2.4. RNA Immunoprecipitation (RIP)

Magna RIP Kit (Millipore, Darmstadt, Germany) was used according to the manufacturer’s protocol. For each RIP reaction, 100 μL of cellular pellet from HEK-293 cells was fixed with 1% formaldehyde in PBS at room temperature for 10 min. Cross-linking reaction was stopped by adding 590 μL of 2.5 M glycine. Fixed cells were subsequently harvested and resuspended in RIP lysis buffer supplemented with protease/RNAse inhibitors. Lysate was obtained using a dounce homogenizer on ice (dounced 10 times for releasing nuclei) followed by incubation on ice for 15 min. An equal volume of RIP lysis buffer was added to the cellular pellet.
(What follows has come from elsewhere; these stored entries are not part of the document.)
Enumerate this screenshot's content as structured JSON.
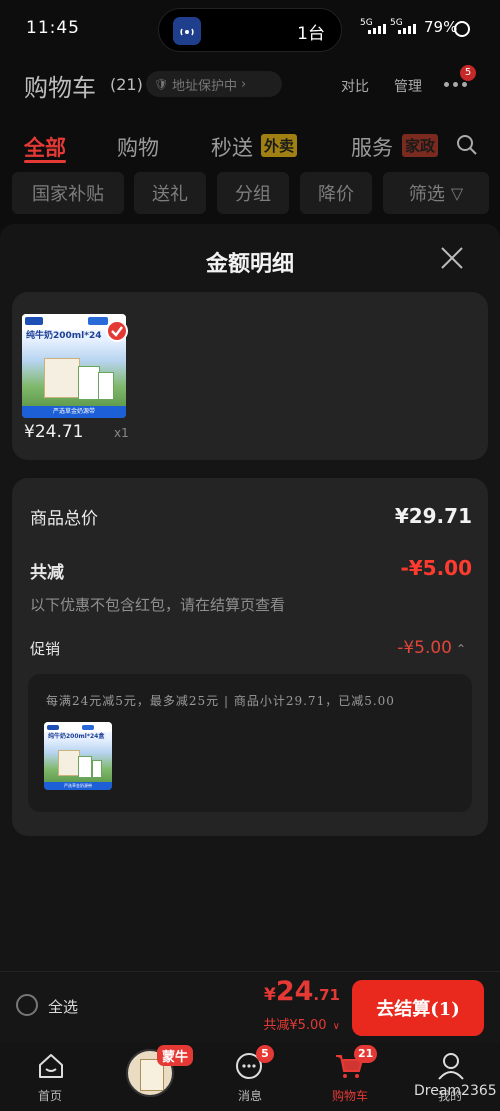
{
  "status_bar": {
    "time": "11:45",
    "island_count": "1台",
    "nfc_badge": "1",
    "net1": "5G",
    "net2": "5G",
    "battery": "79%"
  },
  "header": {
    "title": "购物车",
    "count": "(21)",
    "address_protection": "地址保护中",
    "compare": "对比",
    "manage": "管理",
    "more_badge": "5"
  },
  "tabs": [
    {
      "label": "全部",
      "active": true
    },
    {
      "label": "购物"
    },
    {
      "label": "秒送",
      "tag": "外卖"
    },
    {
      "label": "服务",
      "tag": "家政"
    }
  ],
  "filters": [
    "国家补贴",
    "送礼",
    "分组",
    "降价",
    "筛选"
  ],
  "sheet": {
    "title": "金额明细",
    "item": {
      "product_title": "纯牛奶200ml*24",
      "product_banner": "严选草金奶源带",
      "price": "¥24.71",
      "qty": "x1"
    },
    "breakdown": {
      "total_label": "商品总价",
      "total_value": "¥29.71",
      "discount_label": "共减",
      "discount_value": "-¥5.00",
      "note": "以下优惠不包含红包，请在结算页查看",
      "promo_label": "促销",
      "promo_value": "-¥5.00",
      "promo_desc": "每满24元减5元，最多减25元 | 商品小计29.71，已减5.00",
      "promo_thumb_title": "纯牛奶200ml*24盒"
    }
  },
  "checkout": {
    "select_all": "全选",
    "yen": "¥",
    "total_int": "24",
    "total_dec": ".71",
    "saved": "共减¥5.00",
    "pay_label": "去结算(1)"
  },
  "nav": [
    {
      "label": "首页"
    },
    {
      "label": "蒙牛",
      "brand": true
    },
    {
      "label": "消息",
      "badge": "5"
    },
    {
      "label": "购物车",
      "badge": "21",
      "active": true
    },
    {
      "label": "我的"
    }
  ],
  "watermark": "Dream2365",
  "colors": {
    "accent": "#e53935",
    "bg": "#0d0d0d",
    "card": "#242424"
  }
}
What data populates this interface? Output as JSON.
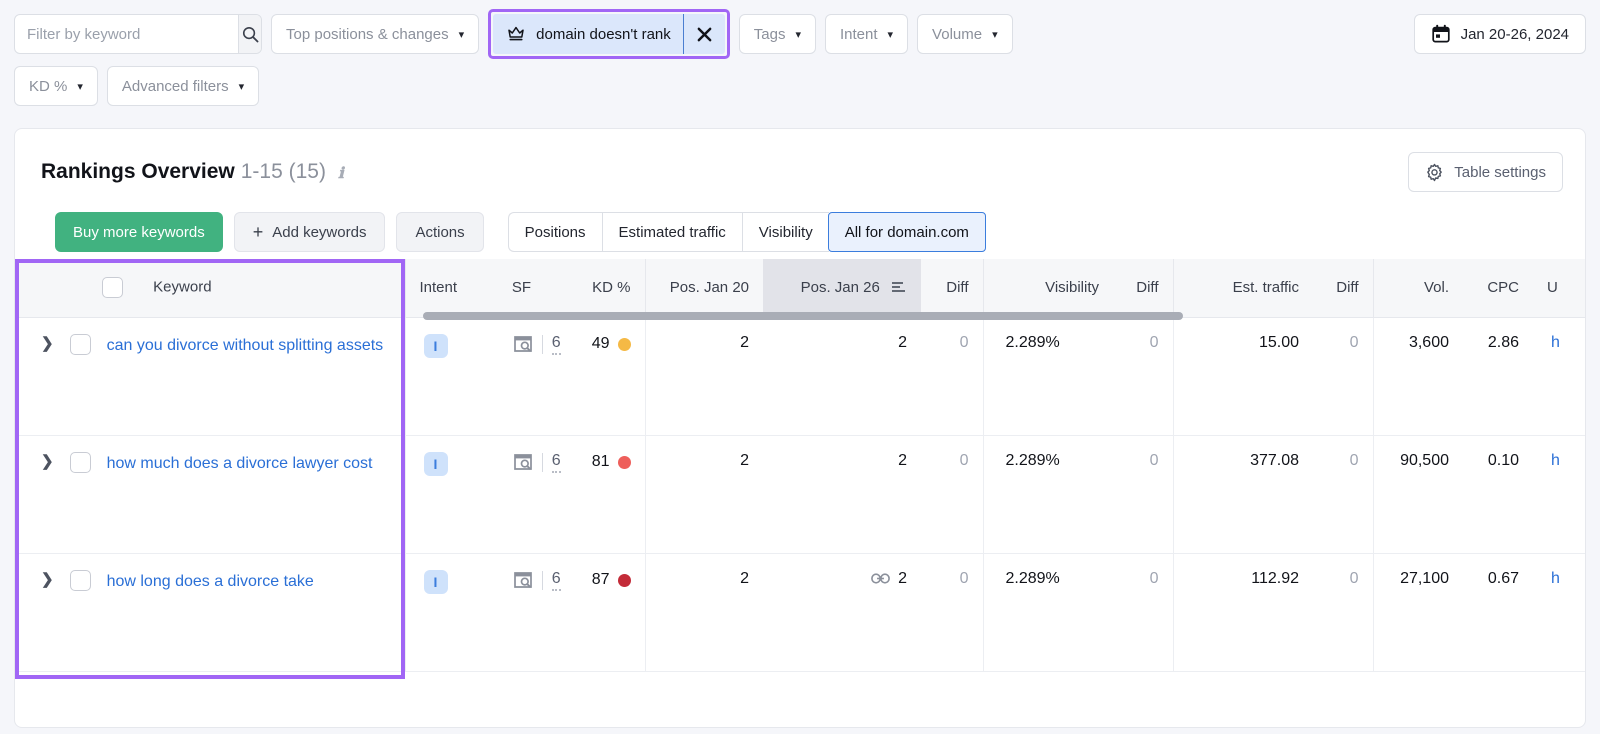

From the solution, 10 μL (10%) of lysate was removed and stored as an “input”. For each RIP reaction, 100 μL of lysate was mixed with 5 μg of rabbit anti-IgG (immunoglobulin G; negative control provided with the kit), anti-HuR (Millipore, #03-102), and anti-AGO2 (Argonaute 2; Millipore, #03-110) antibodies previously conjugated with protein A/G magnetic beads (provided with the kit). After incubation at +4 °C overnight, RNA-protein immune complex was extensively washed with RIP Wash Buffer (provided with the kit). The cross-linking was reversed by incubation with proteinase K. The immune-precipitated RNA was purified through phenol/chloroform/isoamyl alcohol (5:1:1). The purified immuno-precipitated RNA was treated with DNase I and reverse transcribed using SuperScript VILO Master Mix.